The house party subsides into mellow, Heaven’s Gate surrender. Bodies sink to the floor in clouds of lace and silk, Sylvie and her girlfriend guiding the living and posing the dead into artful tableaux before disrobing, feeding each other pills and sagging into a cold embrace.
And here, the bloody lightning-strike catharsis of Hitler’s bunker.
She can feel it. Even as she sees all the little lights fading out across town, she can feel more going out across the nation. In her heart, like the pull of an unknown homeland, s
he really believes she can feel their energy building on the other side.
“It’s time, children.”
The DJ turns the music up in the booth, but she can still hear it. Shooting, screaming, crying, bullets caroming off the cinderblock walls.

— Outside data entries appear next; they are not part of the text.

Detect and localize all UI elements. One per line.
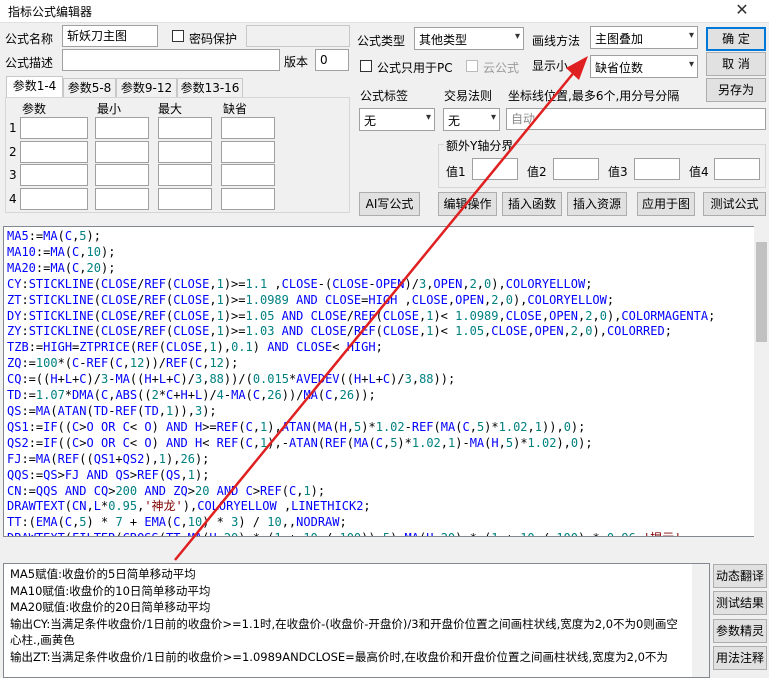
arrow-line bbox=[174, 64, 581, 561]
red-arrow-annotation bbox=[174, 56, 588, 561]
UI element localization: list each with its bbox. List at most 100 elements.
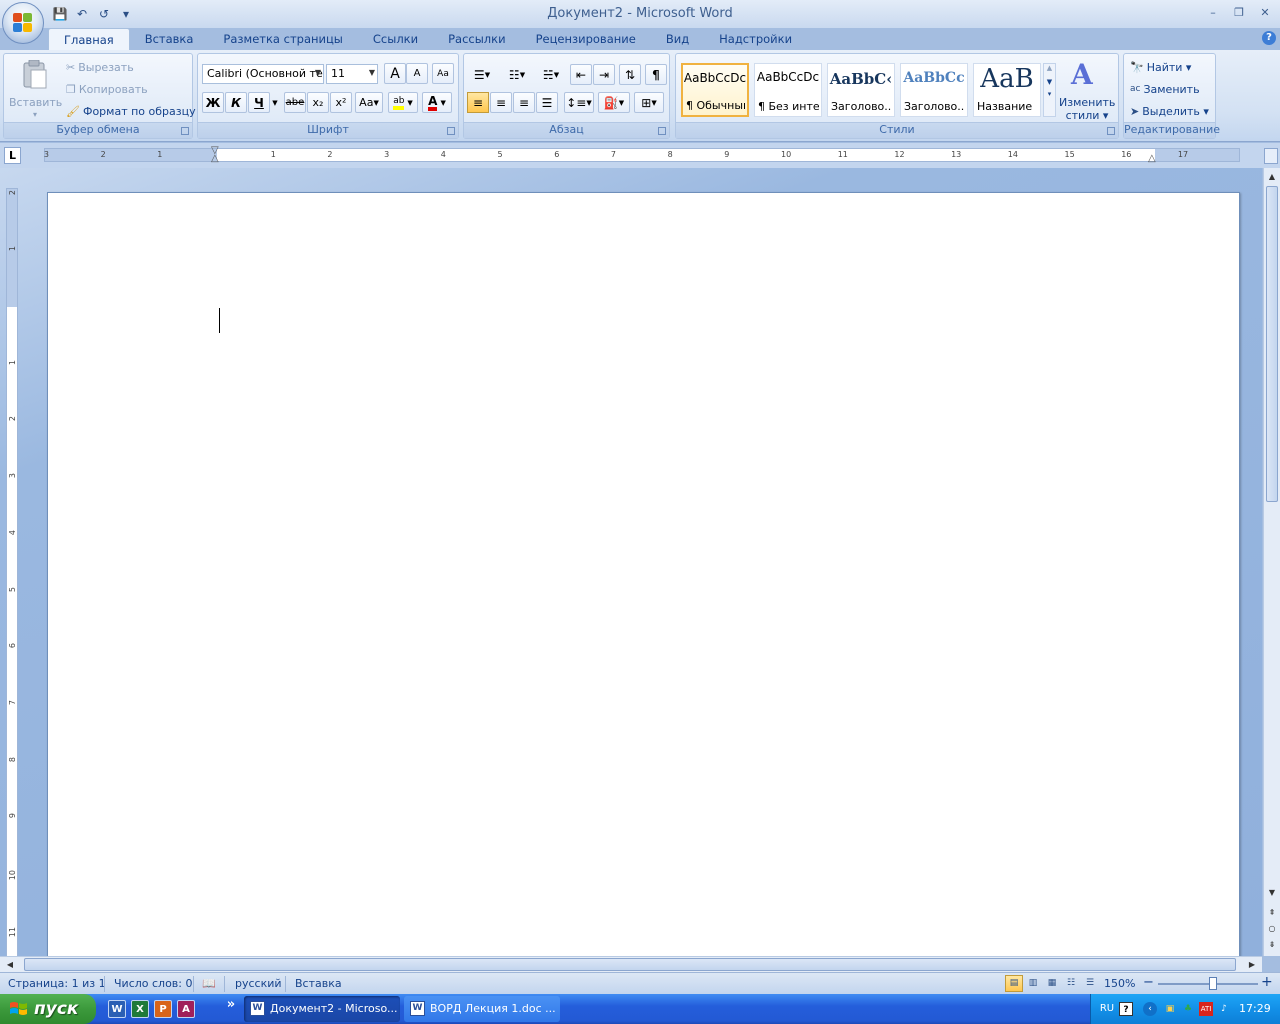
volume-tray-icon[interactable]: ♪ — [1217, 1002, 1231, 1016]
zoom-level[interactable]: 150% — [1104, 977, 1135, 990]
style-no-spacing[interactable]: AaBbCcDc ¶ Без инте... — [754, 63, 822, 117]
start-button[interactable]: пуск — [0, 994, 96, 1024]
change-case-button[interactable]: Aa ▼ — [355, 92, 383, 113]
office-button[interactable] — [2, 2, 44, 44]
font-color-button[interactable]: A ▼ — [422, 92, 452, 113]
bold-button[interactable]: Ж — [202, 92, 224, 113]
right-indent-marker-icon[interactable]: △ — [1148, 153, 1156, 164]
style-heading-1[interactable]: AaBbC‹ Заголово... — [827, 63, 895, 117]
grow-font-button[interactable]: A — [384, 63, 406, 84]
ati-tray-icon[interactable]: ATI — [1199, 1002, 1213, 1016]
font-size-combo[interactable]: 11 ▼ — [326, 64, 378, 84]
taskbar-item-document2[interactable]: W Документ2 - Microso... — [244, 996, 400, 1022]
vertical-scroll-thumb[interactable] — [1266, 186, 1278, 502]
vertical-scrollbar[interactable]: ▲ ▼ ⇞ ○ ⇟ — [1263, 168, 1280, 956]
scroll-right-icon[interactable]: ▶ — [1245, 958, 1259, 972]
decrease-indent-button[interactable]: ⇤ — [570, 64, 592, 85]
numbering-button[interactable]: ☷ ▼ — [502, 64, 532, 85]
tab-selector-button[interactable]: L — [4, 147, 21, 164]
tray-collapse-icon[interactable]: ‹ — [1143, 1002, 1157, 1016]
language-indicator[interactable]: RU — [1097, 1002, 1117, 1016]
bullets-button[interactable]: ☰ ▼ — [467, 64, 497, 85]
format-painter-button[interactable]: 🖌 Формат по образцу — [66, 101, 196, 121]
tab-references[interactable]: Ссылки — [358, 28, 433, 50]
strikethrough-button[interactable]: abe — [284, 92, 306, 113]
proofing-icon[interactable]: 📖 — [202, 977, 216, 990]
insert-mode-status[interactable]: Вставка — [295, 977, 342, 990]
zoom-out-icon[interactable]: − — [1143, 975, 1154, 990]
clipboard-dialog-launcher-icon[interactable] — [181, 127, 189, 135]
change-styles-button[interactable]: A Изменить стили ▾ — [1059, 58, 1115, 122]
copy-button[interactable]: ❐ Копировать — [66, 79, 148, 99]
tab-insert[interactable]: Вставка — [130, 28, 209, 50]
tab-addins[interactable]: Надстройки — [704, 28, 807, 50]
italic-button[interactable]: К — [225, 92, 247, 113]
help-tray-icon[interactable]: ? — [1119, 1002, 1133, 1016]
zoom-slider-thumb[interactable] — [1209, 977, 1217, 990]
shading-button[interactable]: ⛽ ▼ — [598, 92, 630, 113]
taskbar-item-lecture[interactable]: W ВОРД Лекция 1.doc ... — [404, 996, 560, 1022]
draft-view-icon[interactable]: ☰ — [1081, 975, 1099, 992]
shrink-font-button[interactable]: A — [406, 63, 428, 84]
restore-button[interactable]: ❐ — [1230, 5, 1248, 21]
minimize-button[interactable]: – — [1204, 5, 1222, 21]
font-name-combo[interactable]: Calibri (Основной те ▼ — [202, 64, 324, 84]
tab-home[interactable]: Главная — [48, 28, 130, 50]
superscript-button[interactable]: x² — [330, 92, 352, 113]
style-heading-2[interactable]: AaBbCc Заголово... — [900, 63, 968, 117]
full-screen-reading-view-icon[interactable]: ▥ — [1024, 975, 1042, 992]
clear-formatting-button[interactable]: Aa — [432, 63, 454, 84]
tab-view[interactable]: Вид — [651, 28, 704, 50]
vertical-ruler[interactable]: 2 1 1 2 3 4 5 6 7 8 9 10 11 — [6, 188, 18, 956]
cut-button[interactable]: ✂ Вырезать — [66, 57, 134, 77]
horizontal-ruler[interactable]: 3 2 1 1 2 3 4 5 6 7 8 9 10 11 12 13 14 15 16 17 ▽ △ △ — [44, 145, 1240, 164]
scroll-up-icon[interactable]: ▲ — [1265, 170, 1279, 184]
font-dialog-launcher-icon[interactable] — [447, 127, 455, 135]
style-title[interactable]: AaB Название — [973, 63, 1041, 117]
horizontal-scroll-thumb[interactable] — [24, 958, 1236, 971]
tab-review[interactable]: Рецензирование — [521, 28, 651, 50]
excel-quicklaunch-icon[interactable]: X — [131, 1000, 149, 1018]
subscript-button[interactable]: x₂ — [307, 92, 329, 113]
print-layout-view-icon[interactable]: ▤ — [1005, 975, 1023, 992]
style-normal[interactable]: AaBbCcDc ¶ Обычный — [681, 63, 749, 117]
network-tray-icon[interactable]: ▣ — [1163, 1002, 1177, 1016]
paragraph-dialog-launcher-icon[interactable] — [658, 127, 666, 135]
show-formatting-button[interactable]: ¶ — [645, 64, 667, 85]
tab-page-layout[interactable]: Разметка страницы — [208, 28, 357, 50]
horizontal-scrollbar[interactable]: ◀ ▶ — [0, 956, 1262, 972]
styles-dialog-launcher-icon[interactable] — [1107, 127, 1115, 135]
underline-button[interactable]: Ч — [248, 92, 270, 113]
previous-page-icon[interactable]: ⇞ — [1265, 906, 1279, 920]
help-icon[interactable]: ? — [1262, 31, 1276, 45]
word-quicklaunch-icon[interactable]: W — [108, 1000, 126, 1018]
document-page[interactable] — [47, 192, 1240, 956]
view-ruler-toggle-icon[interactable] — [1264, 148, 1278, 164]
powerpoint-quicklaunch-icon[interactable]: P — [154, 1000, 172, 1018]
zoom-slider[interactable] — [1158, 983, 1258, 985]
justify-button[interactable]: ☰ — [536, 92, 558, 113]
close-button[interactable]: ✕ — [1256, 5, 1274, 21]
find-button[interactable]: 🔭 Найти ▾ — [1130, 57, 1191, 77]
align-center-button[interactable]: ≡ — [490, 92, 512, 113]
access-quicklaunch-icon[interactable]: A — [177, 1000, 195, 1018]
increase-indent-button[interactable]: ⇥ — [593, 64, 615, 85]
multilevel-list-button[interactable]: ☵ ▼ — [536, 64, 566, 85]
align-right-button[interactable]: ≡ — [513, 92, 535, 113]
web-layout-view-icon[interactable]: ▦ — [1043, 975, 1061, 992]
next-page-icon[interactable]: ⇟ — [1265, 938, 1279, 952]
zoom-in-icon[interactable]: + — [1261, 974, 1273, 990]
replace-button[interactable]: ac Заменить — [1130, 79, 1200, 99]
left-indent-marker-icon[interactable]: △ — [211, 153, 219, 164]
word-count-status[interactable]: Число слов: 0 — [114, 977, 193, 990]
security-tray-icon[interactable]: ♣ — [1181, 1002, 1195, 1016]
line-spacing-button[interactable]: ↕≡ ▼ — [564, 92, 594, 113]
paste-button[interactable]: Вставить ▾ — [9, 58, 62, 120]
quicklaunch-more-icon[interactable]: » — [222, 996, 240, 1014]
page-count-status[interactable]: Страница: 1 из 1 — [8, 977, 106, 990]
borders-button[interactable]: ⊞ ▼ — [634, 92, 664, 113]
styles-gallery-scroll[interactable]: ▲ ▼ ▾ — [1043, 63, 1056, 117]
browse-object-icon[interactable]: ○ — [1265, 922, 1279, 936]
scroll-left-icon[interactable]: ◀ — [3, 958, 17, 972]
select-button[interactable]: ➤ Выделить ▾ — [1130, 101, 1209, 121]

And then it’s very quiet. The DJ and the Furies take their own pills, now. Only Sloane and her companion are left.
She sucks on doubt. She wants to go to him and change his mind, now there’s just the two of them, and both their old lives swept away, and all this unclaimed power in the air. They could make a heaven for themselves right here, or just run away, and live this life for each other, and maybe even try to be happy.
But she looks into his eyes, drunk on revenge, glutted with love, and says, “They’re waiting for you. Your estate is prepared.”
“Thank you, darling Sloane, for all of this.” He takes the pill between his teeth and bites down.
Sloane looks away from his sick grin, because in the end, she sees more than she should have. She sees the sick, empty little thing behind the mask of talent that beguiled them all. She sees only a worm who wanted to be loved, whose morbid genius called out to other sick, damaged souls; who collapsed under the weight of their desperate worship, but was too chicken-shit to go out alone.
He pulls her close and clamps his mouth over hers, his kiss sloppy and cold and not like how she always dreamed it would be, at all. His tongue shudders and dies in her mouth. She feels the edge of his dissolving gel capsule at the back of her throat.
His lips slide away from his bleached teeth, but his eyes remain fixed on her, as she lays him down. A little light seems to leak out of his eyes, a glimpse of silver, and it’s all she needs to see.
She tries to spit it out, tries to vomit, but her face goes numb and only a stream of drool oozes from her drooping lips. She goes to leave, skidding on blood, tripping on lead-shredded bodies. Bleary, she can’t see the door. She falls, but never hits the floor.